Long-term plans in unpredictable times

Succession planning

The tough questions every business owner needs to ask themselves in 2021.

Last year brought unprecedented challenges for both people and businesses. Business owners across Australia have remained resilient – but there’s always more work to be done.

As a business owner, you often have competing priorities. While you need to oversee the day-to-day priorities of running a business, your long-term plans are equally important. Whether you’re running a small start-up or a large corporation you have built over time, considering who will take the reins if you can no longer run the business is key to success in protecting your hard work.

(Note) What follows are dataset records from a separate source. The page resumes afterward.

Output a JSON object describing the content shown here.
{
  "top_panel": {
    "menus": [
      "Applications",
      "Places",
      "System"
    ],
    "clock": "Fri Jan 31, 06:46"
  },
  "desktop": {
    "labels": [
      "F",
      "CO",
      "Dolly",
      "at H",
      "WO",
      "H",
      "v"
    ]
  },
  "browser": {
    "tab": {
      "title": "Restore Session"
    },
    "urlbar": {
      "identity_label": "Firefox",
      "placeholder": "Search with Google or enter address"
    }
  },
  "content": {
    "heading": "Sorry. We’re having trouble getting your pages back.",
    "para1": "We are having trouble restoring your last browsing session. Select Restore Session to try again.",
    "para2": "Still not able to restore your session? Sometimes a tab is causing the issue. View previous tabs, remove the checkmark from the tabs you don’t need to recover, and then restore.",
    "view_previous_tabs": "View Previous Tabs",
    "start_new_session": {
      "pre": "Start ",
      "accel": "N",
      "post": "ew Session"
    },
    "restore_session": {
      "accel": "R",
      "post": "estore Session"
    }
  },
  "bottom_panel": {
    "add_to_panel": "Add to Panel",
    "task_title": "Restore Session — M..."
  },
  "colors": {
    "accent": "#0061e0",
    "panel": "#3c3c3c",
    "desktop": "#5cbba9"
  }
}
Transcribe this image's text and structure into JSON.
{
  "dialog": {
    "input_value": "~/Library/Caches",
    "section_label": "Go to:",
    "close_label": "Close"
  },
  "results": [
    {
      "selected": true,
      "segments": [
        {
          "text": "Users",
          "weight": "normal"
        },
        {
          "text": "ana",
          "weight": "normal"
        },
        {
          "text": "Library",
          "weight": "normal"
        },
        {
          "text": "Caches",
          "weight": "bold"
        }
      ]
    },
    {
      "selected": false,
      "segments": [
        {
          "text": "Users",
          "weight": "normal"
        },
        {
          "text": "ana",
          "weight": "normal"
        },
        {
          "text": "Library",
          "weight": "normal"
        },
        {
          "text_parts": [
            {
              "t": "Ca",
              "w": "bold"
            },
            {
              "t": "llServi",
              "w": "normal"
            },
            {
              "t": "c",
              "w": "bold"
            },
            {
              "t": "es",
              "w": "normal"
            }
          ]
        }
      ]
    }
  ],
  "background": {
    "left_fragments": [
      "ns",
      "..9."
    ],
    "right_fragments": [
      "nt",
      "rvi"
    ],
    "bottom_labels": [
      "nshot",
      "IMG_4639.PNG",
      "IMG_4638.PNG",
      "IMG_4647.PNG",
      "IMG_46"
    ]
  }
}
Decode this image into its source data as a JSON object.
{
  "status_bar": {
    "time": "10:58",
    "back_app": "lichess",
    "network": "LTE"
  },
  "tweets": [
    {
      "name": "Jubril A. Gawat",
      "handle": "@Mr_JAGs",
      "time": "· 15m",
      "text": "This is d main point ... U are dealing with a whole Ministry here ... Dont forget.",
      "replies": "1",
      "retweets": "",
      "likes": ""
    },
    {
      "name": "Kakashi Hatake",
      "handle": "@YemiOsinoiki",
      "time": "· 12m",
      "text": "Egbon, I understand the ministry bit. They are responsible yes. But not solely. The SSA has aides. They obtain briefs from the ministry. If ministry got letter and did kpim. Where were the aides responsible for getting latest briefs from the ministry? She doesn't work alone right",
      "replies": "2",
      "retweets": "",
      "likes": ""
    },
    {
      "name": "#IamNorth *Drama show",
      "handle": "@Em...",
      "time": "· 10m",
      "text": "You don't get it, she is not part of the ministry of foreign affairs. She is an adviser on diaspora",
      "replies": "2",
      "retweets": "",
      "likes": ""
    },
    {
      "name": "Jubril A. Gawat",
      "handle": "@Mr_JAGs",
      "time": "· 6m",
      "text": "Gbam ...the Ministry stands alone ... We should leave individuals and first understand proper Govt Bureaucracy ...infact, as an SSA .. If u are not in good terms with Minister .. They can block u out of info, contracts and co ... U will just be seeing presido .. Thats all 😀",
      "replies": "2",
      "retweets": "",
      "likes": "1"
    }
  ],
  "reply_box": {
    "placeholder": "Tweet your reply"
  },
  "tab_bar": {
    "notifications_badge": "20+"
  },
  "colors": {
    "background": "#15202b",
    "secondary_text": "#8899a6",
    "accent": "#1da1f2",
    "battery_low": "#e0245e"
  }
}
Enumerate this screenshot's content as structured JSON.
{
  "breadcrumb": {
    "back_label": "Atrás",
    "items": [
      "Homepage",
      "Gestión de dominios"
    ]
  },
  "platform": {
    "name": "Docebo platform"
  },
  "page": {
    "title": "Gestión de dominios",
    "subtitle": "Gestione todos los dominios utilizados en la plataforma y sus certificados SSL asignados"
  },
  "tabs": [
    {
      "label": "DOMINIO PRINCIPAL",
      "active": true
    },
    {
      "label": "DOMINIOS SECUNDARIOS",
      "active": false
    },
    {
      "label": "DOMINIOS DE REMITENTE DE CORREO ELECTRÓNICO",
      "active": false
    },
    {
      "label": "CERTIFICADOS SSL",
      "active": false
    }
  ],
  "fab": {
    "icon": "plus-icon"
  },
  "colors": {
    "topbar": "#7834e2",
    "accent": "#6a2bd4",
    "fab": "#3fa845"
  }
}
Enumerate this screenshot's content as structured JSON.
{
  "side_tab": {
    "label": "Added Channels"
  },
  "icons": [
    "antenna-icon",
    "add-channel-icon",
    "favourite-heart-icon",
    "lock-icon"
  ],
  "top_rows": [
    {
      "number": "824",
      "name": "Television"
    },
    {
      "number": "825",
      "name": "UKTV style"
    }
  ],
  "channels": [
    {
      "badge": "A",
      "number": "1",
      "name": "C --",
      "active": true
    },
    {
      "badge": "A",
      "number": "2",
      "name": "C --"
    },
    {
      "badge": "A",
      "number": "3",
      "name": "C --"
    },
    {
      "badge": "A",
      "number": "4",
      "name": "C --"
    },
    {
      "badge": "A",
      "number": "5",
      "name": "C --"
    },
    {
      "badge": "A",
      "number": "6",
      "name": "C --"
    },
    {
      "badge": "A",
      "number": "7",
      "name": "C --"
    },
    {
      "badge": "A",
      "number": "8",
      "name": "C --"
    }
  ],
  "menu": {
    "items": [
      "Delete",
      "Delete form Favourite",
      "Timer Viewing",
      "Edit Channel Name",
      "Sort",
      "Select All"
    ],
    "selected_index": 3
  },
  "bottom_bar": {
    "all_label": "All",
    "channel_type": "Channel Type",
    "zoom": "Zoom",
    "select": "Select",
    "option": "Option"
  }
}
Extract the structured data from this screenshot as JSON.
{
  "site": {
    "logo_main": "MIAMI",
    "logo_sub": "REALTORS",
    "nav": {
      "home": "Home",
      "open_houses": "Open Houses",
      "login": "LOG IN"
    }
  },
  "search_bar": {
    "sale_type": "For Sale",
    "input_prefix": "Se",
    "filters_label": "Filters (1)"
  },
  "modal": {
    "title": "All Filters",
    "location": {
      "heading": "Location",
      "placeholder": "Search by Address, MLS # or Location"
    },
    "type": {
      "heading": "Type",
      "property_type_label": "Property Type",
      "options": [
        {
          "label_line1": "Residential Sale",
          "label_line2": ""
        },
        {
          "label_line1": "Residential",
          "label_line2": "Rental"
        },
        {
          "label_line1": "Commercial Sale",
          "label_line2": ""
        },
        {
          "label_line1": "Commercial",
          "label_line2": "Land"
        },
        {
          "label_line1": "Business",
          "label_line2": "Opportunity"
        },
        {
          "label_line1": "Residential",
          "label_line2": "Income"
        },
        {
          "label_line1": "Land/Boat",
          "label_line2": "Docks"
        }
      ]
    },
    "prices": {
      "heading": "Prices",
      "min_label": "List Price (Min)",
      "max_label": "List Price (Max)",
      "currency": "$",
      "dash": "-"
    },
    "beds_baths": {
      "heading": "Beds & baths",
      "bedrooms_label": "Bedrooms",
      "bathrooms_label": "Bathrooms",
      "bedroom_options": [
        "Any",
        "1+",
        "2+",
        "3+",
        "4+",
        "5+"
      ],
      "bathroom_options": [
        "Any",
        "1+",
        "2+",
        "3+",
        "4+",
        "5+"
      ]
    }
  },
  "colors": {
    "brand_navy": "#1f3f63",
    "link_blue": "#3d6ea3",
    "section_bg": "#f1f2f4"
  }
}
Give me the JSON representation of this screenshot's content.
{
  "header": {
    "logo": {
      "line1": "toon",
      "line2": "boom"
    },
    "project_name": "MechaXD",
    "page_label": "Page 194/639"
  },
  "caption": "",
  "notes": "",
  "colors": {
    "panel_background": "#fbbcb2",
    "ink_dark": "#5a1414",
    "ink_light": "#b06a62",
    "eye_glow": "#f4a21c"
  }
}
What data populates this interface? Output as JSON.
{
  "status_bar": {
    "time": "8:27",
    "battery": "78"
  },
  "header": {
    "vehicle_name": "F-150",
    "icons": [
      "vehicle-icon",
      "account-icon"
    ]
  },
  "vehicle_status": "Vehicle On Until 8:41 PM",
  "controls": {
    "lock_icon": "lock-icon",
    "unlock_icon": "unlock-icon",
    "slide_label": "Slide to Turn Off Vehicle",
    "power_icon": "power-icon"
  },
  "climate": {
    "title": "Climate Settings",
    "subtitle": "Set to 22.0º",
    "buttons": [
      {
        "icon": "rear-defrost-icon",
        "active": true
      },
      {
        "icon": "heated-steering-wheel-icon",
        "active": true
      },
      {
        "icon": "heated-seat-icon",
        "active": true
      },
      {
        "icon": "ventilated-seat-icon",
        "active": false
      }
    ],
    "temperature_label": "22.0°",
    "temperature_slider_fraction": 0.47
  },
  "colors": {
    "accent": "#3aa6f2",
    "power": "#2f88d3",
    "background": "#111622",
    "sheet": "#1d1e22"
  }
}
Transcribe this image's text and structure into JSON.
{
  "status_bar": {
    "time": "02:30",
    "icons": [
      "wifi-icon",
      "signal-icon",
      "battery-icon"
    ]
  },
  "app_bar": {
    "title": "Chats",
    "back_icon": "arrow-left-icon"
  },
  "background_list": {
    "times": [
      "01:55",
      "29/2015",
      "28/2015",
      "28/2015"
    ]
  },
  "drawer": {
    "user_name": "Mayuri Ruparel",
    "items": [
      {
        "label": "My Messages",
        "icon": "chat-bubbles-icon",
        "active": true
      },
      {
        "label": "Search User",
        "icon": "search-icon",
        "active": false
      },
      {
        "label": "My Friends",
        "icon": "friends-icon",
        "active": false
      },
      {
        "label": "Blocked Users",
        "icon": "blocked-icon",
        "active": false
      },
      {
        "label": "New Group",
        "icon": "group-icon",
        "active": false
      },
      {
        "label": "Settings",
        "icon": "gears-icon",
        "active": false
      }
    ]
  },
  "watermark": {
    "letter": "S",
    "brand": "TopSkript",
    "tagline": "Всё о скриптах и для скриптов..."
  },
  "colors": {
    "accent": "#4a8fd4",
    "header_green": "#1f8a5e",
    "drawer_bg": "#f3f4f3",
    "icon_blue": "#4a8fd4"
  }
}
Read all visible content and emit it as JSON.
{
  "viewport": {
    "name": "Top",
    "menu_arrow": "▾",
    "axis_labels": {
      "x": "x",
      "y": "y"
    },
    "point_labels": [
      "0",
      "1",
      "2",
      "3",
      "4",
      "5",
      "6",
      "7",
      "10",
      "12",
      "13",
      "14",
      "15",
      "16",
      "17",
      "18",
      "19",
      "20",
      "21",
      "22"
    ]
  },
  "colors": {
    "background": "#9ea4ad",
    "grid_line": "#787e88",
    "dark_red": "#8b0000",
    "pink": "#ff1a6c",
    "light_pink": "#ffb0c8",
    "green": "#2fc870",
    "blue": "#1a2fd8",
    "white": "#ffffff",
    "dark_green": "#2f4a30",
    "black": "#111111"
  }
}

In my 15+ years working in financial services I’ve developed a niche for working with business owners, especially those within the agribusiness sector, and a passion for assisting rural clients with their financial needs, who may otherwise be forgotten due to their remote location. Although my job title is financial adviser, I like to see myself as a partner and life adviser to my clients. I’d describe myself as a trumpet-playing lover of the outdoors working in a bank. A family man with three kids, I grew up in the country, raised by small-business owners, and have previously owned a small sheep property myself – so I understand the challenges of running a business and providing for your family.

“An exit plan, if handled well, can support a comfortable future.”

My aim is to offer direction so business owners can be secure in their long-term plans. By assessing their starting points and setting a goal, I’m able to assist my clients in improving their overall financial wellbeing. During my extensive career, I’ve seen a lot of people go through the succession planning process and business exits. Here are a few tips and tricks I’ve picked up over the years.

Succession planning: failing to plan is planning to fail?

As the age-old saying goes, failing to plan is planning to fail. For rural clients, creating an exit plan is vital. In specific cases, their business is often their main source of income, biggest asset as well as their family home.

I find the best place to start is by examining your current circumstances and how you’d like these to look moving forward. Who do you see running your business or farm when you no longer can? Will you divide your property between children? If so, how can this be done evenly, especially if some children wish to continue within the business while others plan to move on?

Start by writing something down, even if it’s a rough proposal in the early stages. Things to consider can be:

  • Building assets outside of the business, even if you start small – over time this will be useful (compound interest).
  • Maintain adequate insurances, life and general – protect your business by financially protecting yourself.
  • Have conversations with those around you: who will buy your business when it comes time to
  • sell?
  • Get proper plans and legal documentation drawn up. Too many handshake agreements won’t cut it if things go south.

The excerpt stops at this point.